The company announced Wednesday that it would be putting $10 million into its labor force during the next 12 months.
“We are committed to doing the right thing for our teams, guests and communities during the good times and especially the tough times, and the tough times brought on by the COVID-19 pandemic have shown us the resilience of our people,” the company said in a press release Wednesday. “Our restaurant teams have worked tirelessly to provide great food and an elevated guest experience to all who pass through our doors or order through our ‘Shack app.’ That’s why today we’re proud to announce that we are investing more than $10 million in our restaurant teams over the next 12 months.”
In what the company says is its “biggest team member commitments” in its history, the company is putting $9 million into increasing wages for its workers and another $1 million in hiring bonuses for new members hired between June 10 to Aug. 31, according to the company.
The move comes as companies, especially in the food service and retail industries find it hard to fill staff vacancies amid the COVID-19 pandemic.
In April, the New York-based chain said it was expanding internationally, including new locations in South China and Macao, according to a CNBC story.
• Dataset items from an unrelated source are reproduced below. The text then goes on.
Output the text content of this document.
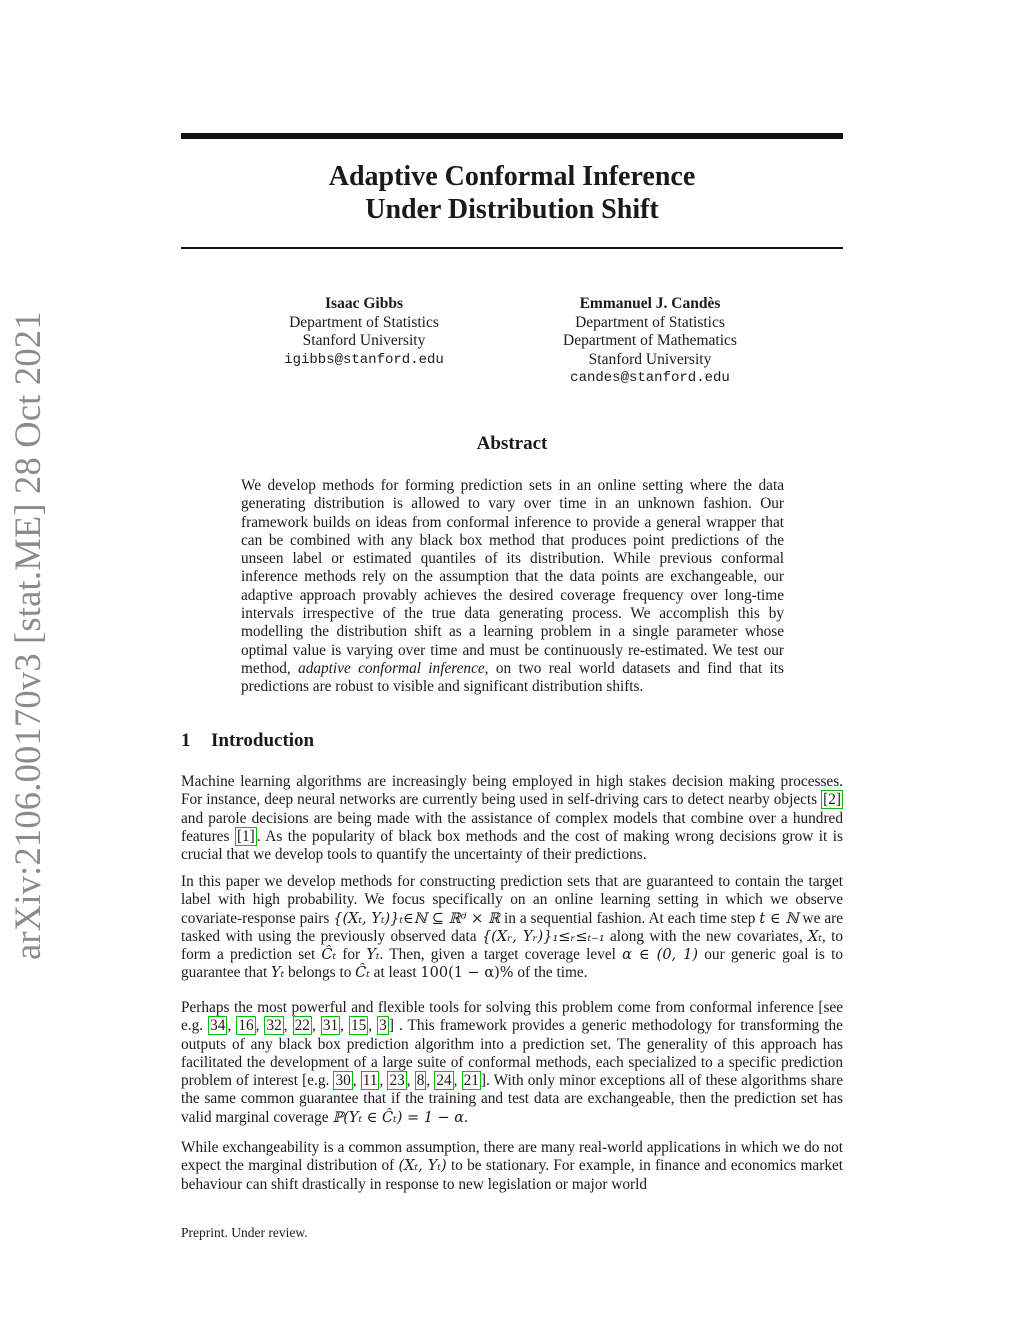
arXiv:2106.00170v3 [stat.ME] 28 Oct 2021
Adaptive Conformal Inference
Under Distribution Shift
Isaac Gibbs
Department of Statistics
Stanford University
igibbs@stanford.edu
Emmanuel J. Candès
Department of Statistics
Department of Mathematics
Stanford University
candes@stanford.edu
Abstract
We develop methods for forming prediction sets in an online setting where the data generating distribution is allowed to vary over time in an unknown fashion. Our framework builds on ideas from conformal inference to provide a general wrapper that can be combined with any black box method that produces point predictions of the unseen label or estimated quantiles of its distribution. While previous conformal inference methods rely on the assumption that the data points are exchangeable, our adaptive approach provably achieves the desired coverage frequency over long-time intervals irrespective of the true data generating process. We accomplish this by modelling the distribution shift as a learning problem in a single parameter whose optimal value is varying over time and must be continuously re-estimated. We test our method, adaptive conformal inference, on two real world datasets and find that its predictions are robust to visible and significant distribution shifts.
1 Introduction
Machine learning algorithms are increasingly being employed in high stakes decision making processes. For instance, deep neural networks are currently being used in self-driving cars to detect nearby objects [2] and parole decisions are being made with the assistance of complex models that combine over a hundred features [1] . As the popularity of black box methods and the cost of making wrong decisions grow it is crucial that we develop tools to quantify the uncertainty of their predictions.
In this paper we develop methods for constructing prediction sets that are guaranteed to contain the target label with high probability. We focus specifically on an online learning setting in which we observe covariate-response pairs {(Xₜ, Yₜ)}ₜ∈ℕ ⊆ ℝᵈ × ℝ in a sequential fashion. At each time step t ∈ ℕ we are tasked with using the previously observed data {(Xᵣ, Yᵣ)}₁≤ᵣ≤ₜ₋₁ along with the new covariates, Xₜ, to form a prediction set Ĉₜ for Yₜ. Then, given a target coverage level α ∈ (0, 1) our generic goal is to guarantee that Yₜ belongs to Ĉₜ at least 100(1 − α)% of the time.
Perhaps the most powerful and flexible tools for solving this problem come from conformal inference [see e.g. 34 , 16 , 32 , 22 , 31 , 15 , 3 ] . This framework provides a generic methodology for transforming the outputs of any black box prediction algorithm into a prediction set. The generality of this approach has facilitated the development of a large suite of conformal methods, each specialized to a specific prediction problem of interest [e.g. 30 , 11 , 23 , 8 , 24 , 21 ]. With only minor exceptions all of these algorithms share the same common guarantee that if the training and test data are exchangeable, then the prediction set has valid marginal coverage ℙ(Yₜ ∈ Ĉₜ) = 1 − α.
While exchangeability is a common assumption, there are many real-world applications in which we do not expect the marginal distribution of (Xₜ, Yₜ) to be stationary. For example, in finance and economics market behaviour can shift drastically in response to new legislation or major world
Preprint. Under review.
Other food retailers, like McDonald’s, are also incentivizing new hires with expanded childcare assistance, paid time off and tuition assistance to fill the ranks as the nation recovers from the virus shutdowns of 2020.
The labor market is slowly returning to work with the unemployment rate for June remaining somewhat stable at 5.9% compared to about 15% in March 2020, according to the Bureau of Labor Statistics.
Non-farm payrolls increased by 850,000 in June fueled by the hospitality, education, retail trade, and professional and business services, according to the bureau.
One of the big issues remains the $300 weekly unemployment bump workers have been receiving as part of the “American Rescue Plan” passed earlier this year that enhances state benefits.
The increased benefits have made many unemployed workers less eager to take lower paying jobs, a study by the online Indeed job website found.
Almost half of the unemployed workers surveyed by Indeed (about 70%) said they were either “passively” searching for a job, or not open to searching at all.
Even among those that were actively searching for work, only about 10% said the search was “urgent,” while a slightly higher percentage (about 15%) said they were actively looking, but not “urgently.”
The Indeed online survey was conducted May 26-June 3 with 5,000 US adults 18-64, it did not publish a margin of error.
Another May study by the UC Berkley Food and Labor Research Center found 53% of all restaurant workers considering leaving the job amid the pandemic with 76% of those citing the low wages and tips as a major factor.